Das deutsche Marinemuseum beherbergt die größte Ausstellung zur Geschichte der deutschen Seestreitkräfte von 1948 bis in die Gegenwart. Zur Dauerausstellung gehören unter anderem Deutschlands größtes Museumskriegsschiff, der Lenkwaffenzerstörer D 186 “Mölders”, der sich von 1969 bis 2003 im aktiven Dienst befand, und das Küsten-U-Boot “U-10” der Bundesmarine.

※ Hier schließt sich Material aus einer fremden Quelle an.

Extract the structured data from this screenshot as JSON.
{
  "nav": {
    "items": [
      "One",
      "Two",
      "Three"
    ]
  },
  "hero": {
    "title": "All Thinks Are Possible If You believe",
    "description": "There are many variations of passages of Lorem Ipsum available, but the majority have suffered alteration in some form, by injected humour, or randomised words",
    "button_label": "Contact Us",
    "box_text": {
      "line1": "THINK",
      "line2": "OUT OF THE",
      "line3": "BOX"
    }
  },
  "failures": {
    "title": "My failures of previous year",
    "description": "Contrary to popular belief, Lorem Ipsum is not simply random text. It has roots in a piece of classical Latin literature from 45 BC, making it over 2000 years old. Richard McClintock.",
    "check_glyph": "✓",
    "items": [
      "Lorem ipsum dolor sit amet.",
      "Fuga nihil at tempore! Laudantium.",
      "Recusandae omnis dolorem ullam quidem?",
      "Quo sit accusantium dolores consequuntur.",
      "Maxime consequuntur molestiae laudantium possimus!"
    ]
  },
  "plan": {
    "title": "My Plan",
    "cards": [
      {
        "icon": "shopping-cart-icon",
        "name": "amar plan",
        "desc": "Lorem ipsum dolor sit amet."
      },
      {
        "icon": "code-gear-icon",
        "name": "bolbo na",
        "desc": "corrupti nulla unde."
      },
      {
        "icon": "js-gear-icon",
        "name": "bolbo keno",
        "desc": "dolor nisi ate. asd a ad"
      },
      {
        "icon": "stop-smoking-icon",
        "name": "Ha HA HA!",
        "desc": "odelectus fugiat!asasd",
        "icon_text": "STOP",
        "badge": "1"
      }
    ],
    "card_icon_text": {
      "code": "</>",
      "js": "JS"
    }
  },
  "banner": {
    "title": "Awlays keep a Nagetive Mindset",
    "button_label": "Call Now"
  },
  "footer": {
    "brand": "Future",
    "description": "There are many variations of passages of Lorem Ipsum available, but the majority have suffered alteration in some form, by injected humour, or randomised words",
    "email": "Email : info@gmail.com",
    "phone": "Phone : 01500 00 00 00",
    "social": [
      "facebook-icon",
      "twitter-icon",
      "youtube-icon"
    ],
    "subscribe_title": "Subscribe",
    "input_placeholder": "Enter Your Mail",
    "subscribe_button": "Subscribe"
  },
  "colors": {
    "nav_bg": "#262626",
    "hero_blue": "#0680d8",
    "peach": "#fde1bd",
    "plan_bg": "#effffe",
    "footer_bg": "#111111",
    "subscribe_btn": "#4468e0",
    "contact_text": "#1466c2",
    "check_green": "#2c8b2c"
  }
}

Außerdem beheimatet der Museumshafen in Wilhelmshaven eines der wenigen Großexponate der Volksmarine der ehemaligen DDR, die noch erhalten sind, das kleine Torpedoschnellboot 952 vom Typ Libelle. Im Wilhelmshavener Stadtgebiet weisen Informationstafeln auf die Geschehnisse rund um die Revolution 1918/1919 hin, die mit einer Meuterei der Matrosen am damals größten deutschen Marinestützpunkt begann.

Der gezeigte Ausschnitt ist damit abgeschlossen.